Genital Powder Use and Epithelial Ovarian Cancer
Use of genital powder use is more common among Black women than White women, but previous studies of genital powder use and ovarian cancer risk were primarily conducted in White populations. Beginning in 2014, several lawsuits were filed against companies with talc products (baby powder) on behalf of women with ovarian cancer. The study with the largest number of Black women with ovarian cancer who used genital powder, was the African American Cancer Epidemiology Study.

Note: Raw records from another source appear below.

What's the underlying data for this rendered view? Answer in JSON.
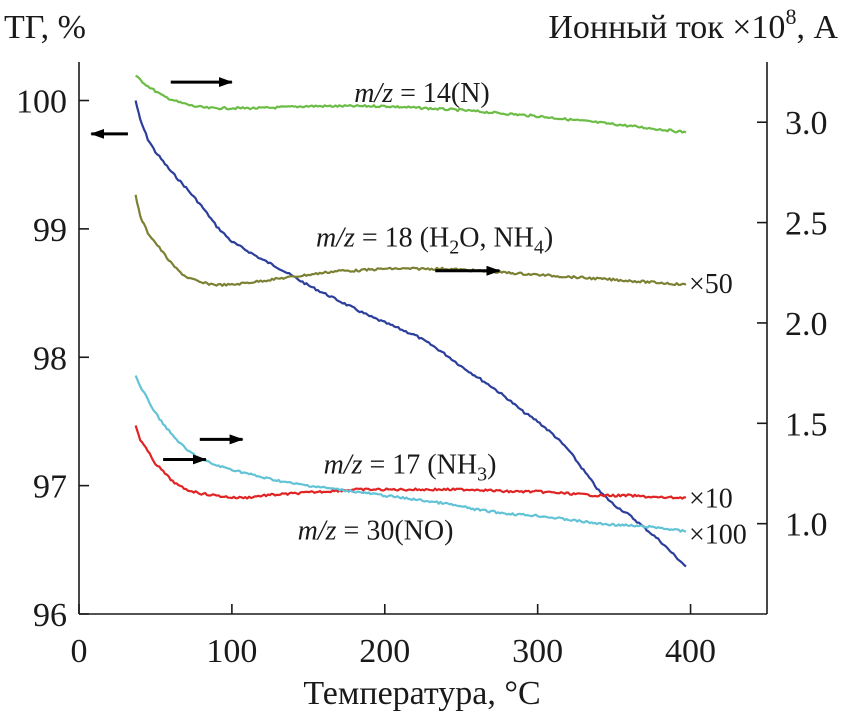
{
  "chart_data": {
    "type": "line",
    "title": "",
    "xlabel": "Температура, °C",
    "ylabel_left": "ТГ, %",
    "ylabel_right": "Ионный ток ×10",
    "ylabel_right_exp": "8",
    "ylabel_right_unit": ", A",
    "xlim": [
      0,
      450
    ],
    "ylim_left": [
      96,
      100.3
    ],
    "ylim_right": [
      0.55,
      3.3
    ],
    "x_ticks": [
      "0",
      "100",
      "200",
      "300",
      "400"
    ],
    "x_tick_values": [
      0,
      100,
      200,
      300,
      400
    ],
    "y_left_ticks": [
      "96",
      "97",
      "98",
      "99",
      "100"
    ],
    "y_left_tick_values": [
      96,
      97,
      98,
      99,
      100
    ],
    "y_right_ticks": [
      "1.0",
      "1.5",
      "2.0",
      "2.5",
      "3.0"
    ],
    "y_right_tick_values": [
      1.0,
      1.5,
      2.0,
      2.5,
      3.0
    ],
    "grid": false,
    "series": [
      {
        "name": "ТГ",
        "axis": "left",
        "color": "#2c3e9c",
        "x": [
          37,
          40,
          45,
          50,
          60,
          70,
          80,
          90,
          100,
          110,
          120,
          130,
          140,
          150,
          160,
          170,
          180,
          190,
          200,
          210,
          220,
          230,
          240,
          250,
          260,
          270,
          280,
          290,
          300,
          310,
          320,
          330,
          340,
          350,
          360,
          370,
          380,
          390,
          397
        ],
        "y": [
          100.0,
          99.85,
          99.7,
          99.6,
          99.45,
          99.32,
          99.18,
          99.02,
          98.9,
          98.83,
          98.76,
          98.7,
          98.63,
          98.56,
          98.5,
          98.44,
          98.38,
          98.32,
          98.27,
          98.22,
          98.17,
          98.1,
          98.02,
          97.93,
          97.85,
          97.77,
          97.68,
          97.58,
          97.5,
          97.4,
          97.28,
          97.12,
          96.96,
          96.85,
          96.77,
          96.67,
          96.57,
          96.45,
          96.37
        ]
      },
      {
        "name": "m/z = 14(N)",
        "axis": "right",
        "color": "#6bbd45",
        "x": [
          37,
          45,
          55,
          65,
          75,
          85,
          100,
          120,
          150,
          200,
          250,
          300,
          350,
          397
        ],
        "y": [
          3.23,
          3.18,
          3.13,
          3.1,
          3.08,
          3.07,
          3.07,
          3.07,
          3.08,
          3.08,
          3.06,
          3.03,
          2.99,
          2.95
        ]
      },
      {
        "name": "m/z = 18 (H₂O, NH₄)",
        "axis": "right",
        "color": "#7b8033",
        "x": [
          37,
          40,
          45,
          50,
          55,
          60,
          65,
          70,
          80,
          90,
          100,
          110,
          120,
          130,
          140,
          150,
          160,
          170,
          180,
          200,
          220,
          240,
          260,
          280,
          300,
          320,
          340,
          360,
          380,
          397
        ],
        "y": [
          2.64,
          2.53,
          2.45,
          2.4,
          2.35,
          2.3,
          2.26,
          2.23,
          2.2,
          2.19,
          2.19,
          2.2,
          2.21,
          2.22,
          2.23,
          2.24,
          2.25,
          2.26,
          2.26,
          2.27,
          2.27,
          2.27,
          2.26,
          2.25,
          2.24,
          2.23,
          2.22,
          2.21,
          2.2,
          2.19
        ]
      },
      {
        "name": "m/z = 17 (NH₃)",
        "axis": "right",
        "color": "#e02424",
        "x": [
          37,
          40,
          45,
          50,
          55,
          60,
          65,
          70,
          80,
          90,
          100,
          110,
          120,
          140,
          160,
          180,
          200,
          220,
          240,
          260,
          280,
          300,
          320,
          340,
          360,
          380,
          397
        ],
        "y": [
          1.49,
          1.42,
          1.36,
          1.3,
          1.26,
          1.22,
          1.19,
          1.17,
          1.15,
          1.14,
          1.13,
          1.13,
          1.14,
          1.15,
          1.16,
          1.17,
          1.17,
          1.17,
          1.17,
          1.17,
          1.16,
          1.16,
          1.15,
          1.14,
          1.14,
          1.13,
          1.13
        ]
      },
      {
        "name": "m/z = 30(NO)",
        "axis": "right",
        "color": "#62c3d6",
        "x": [
          37,
          40,
          45,
          50,
          55,
          60,
          65,
          70,
          80,
          90,
          100,
          110,
          120,
          140,
          160,
          180,
          200,
          220,
          240,
          260,
          280,
          300,
          320,
          340,
          360,
          380,
          397
        ],
        "y": [
          1.74,
          1.68,
          1.62,
          1.55,
          1.5,
          1.45,
          1.41,
          1.37,
          1.32,
          1.29,
          1.27,
          1.25,
          1.23,
          1.2,
          1.18,
          1.16,
          1.14,
          1.12,
          1.1,
          1.07,
          1.05,
          1.04,
          1.02,
          1.0,
          0.99,
          0.98,
          0.96
        ]
      }
    ],
    "annotations": [
      {
        "id": "mz14",
        "prefix": "m/z",
        "text": " = 14(N)",
        "x": 180,
        "y": 3.15
      },
      {
        "id": "mz18",
        "prefix": "m/z",
        "text": " = 18 (H",
        "sub1": "2",
        "mid": "O, NH",
        "sub2": "4",
        "end": ")",
        "x": 155,
        "y": 2.43
      },
      {
        "id": "mz17",
        "prefix": "m/z",
        "text": " = 17 (NH",
        "sub1": "3",
        "end": ")",
        "x": 160,
        "y": 1.3
      },
      {
        "id": "mz30",
        "prefix": "m/z",
        "text": " = 30(NO)",
        "x": 143,
        "y": 0.97
      }
    ],
    "multipliers": [
      {
        "text": "×50",
        "x": 399,
        "y": 2.2
      },
      {
        "text": "×10",
        "x": 399,
        "y": 1.13
      },
      {
        "text": "×100",
        "x": 399,
        "y": 0.95
      }
    ],
    "arrows": [
      {
        "direction": "right",
        "x0": 60,
        "x1": 100,
        "y": 3.2,
        "axis": "right"
      },
      {
        "direction": "left",
        "x0": 32,
        "x1": 8,
        "y": 99.74,
        "axis": "left"
      },
      {
        "direction": "right",
        "x0": 233,
        "x1": 275,
        "y": 2.26,
        "axis": "right"
      },
      {
        "direction": "right",
        "x0": 79,
        "x1": 107,
        "y": 1.42,
        "axis": "right"
      },
      {
        "direction": "right",
        "x0": 55,
        "x1": 83,
        "y": 1.32,
        "axis": "right"
      }
    ]
  }
}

In this analysis, four population-based case-control studies, which incorporated the North Carolina Ovarian Cancer Study, Los Angeles County Ovarian Cancer Study, Cook County Case Study, and the African American Cancer Epidemiology Study.
Beginning in 2014, several lawsuits were filed against companies with talc products (baby powder) on behalf of women with ovarian cancer.
Frequency of genital powder use was categorized as no use, ≤ once per week, and > once per week. Duration of genital powder use was categorized as no use, < 20 years of use, and ≥ 20 years. Ever use of genital powder was associated with a 32% higher risk of ovarian cancer among all women. When stratified by race, there was a 36% higher risk of ovarian cancer among White women and a non-significantly higher risk among Black women. In terms of cancer histology, both Black and White women who ever used talc powder in the genital area were at a higher risk for advanced ovarian cancer. Use of genital body powder was more strongly associated with the risk of advanced ovarian cancer in Black women, while a positive association was observed irrespective of histology type in White women.